Why did you choose to come to the University of Leeds to Study?

I have my MSc in Wildlife Biology and Conservation from Edinburgh Napier University and wanted to expand my research skills in a top ranking research university. I decided to study in the UK over my home country for both a cultural experience, and to learn more about a global field (conservation) from a different perspective. The way conservation is managed in the UK, the EU and the US are all slightly different, primarily with the loss of large carnivores from the British Isles. The University of Leeds also awarded me with the opportunity to travel further abroad as part of my summer project and on an ecology field course to Kenya, something I would not have been able to do in America!

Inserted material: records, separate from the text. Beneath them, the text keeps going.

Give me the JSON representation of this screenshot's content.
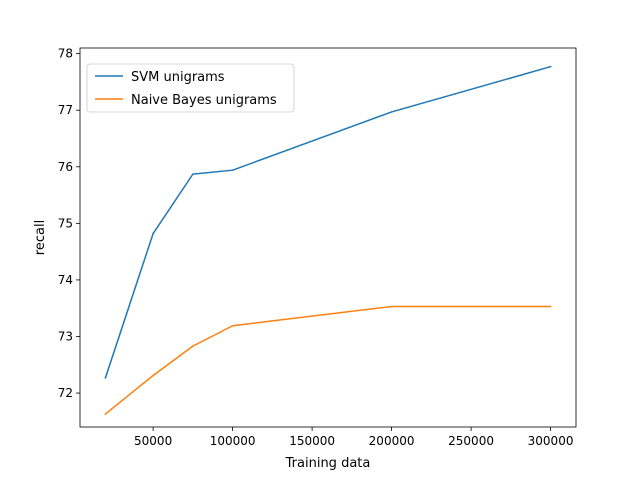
{
  "chart_data": {
    "type": "line",
    "title": "",
    "xlabel": "Training data",
    "ylabel": "recall",
    "xlim": [
      4000,
      316000
    ],
    "ylim": [
      71.4,
      78.1
    ],
    "xticks": [
      50000,
      100000,
      150000,
      200000,
      250000,
      300000
    ],
    "xtick_labels": [
      "50000",
      "100000",
      "150000",
      "200000",
      "250000",
      "300000"
    ],
    "yticks": [
      72,
      73,
      74,
      75,
      76,
      77,
      78
    ],
    "ytick_labels": [
      "72",
      "73",
      "74",
      "75",
      "76",
      "77",
      "78"
    ],
    "grid": false,
    "legend_position": "top-left",
    "series": [
      {
        "name": "SVM unigrams",
        "color": "#1f77b4",
        "x": [
          20000,
          50000,
          75000,
          100000,
          200000,
          300000
        ],
        "y": [
          72.27,
          74.82,
          75.87,
          75.94,
          76.97,
          77.77
        ]
      },
      {
        "name": "Naive Bayes unigrams",
        "color": "#ff7f0e",
        "x": [
          20000,
          50000,
          75000,
          100000,
          200000,
          300000
        ],
        "y": [
          71.63,
          72.31,
          72.83,
          73.19,
          73.53,
          73.53
        ]
      }
    ]
  }
}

What did you enjoy about your course?

I equally enjoyed going to Malham Tarn as part of the induction and again for the Practical Conservation with the National Trust field week. The course has allowed me to choose very hands-on modules to broaden my research experience, rather than classical lecture format only.

What was your greatest challenge throughout the course?

I have taken one of the roles as Programme Rep for Biodiversity and Conservation, as well as a part of the School Rep role for the Faculty of Biological Sciences Graduate School; it has been a challenge, but I have learned a lot of networking and leadership skills through the year. I feel a sense of pride and importance in the university, as students can directly talk to me about issues without feeling any direct pressure or anxiety they may feel about talking to a lecturer. As an international student, I understand the great benefit this provides to other students from outside the UK and even EU that may not feel comfortable or sure of how to address issues.

What are your ambitions for the future? Do you have specific career plans? Has the Univeristy helped you with these goals?

To learn the most I can about the process of PhD applications and funding, I have attended a few informative career sessions. Unlike other countries, funding in the UK is primarily for UK and EU students, which is a shame. My future goals have changed slightly since I began studying at Leeds because of this, but I would like to continue trying to develop my research skills in animal behavioural ecology and conservation.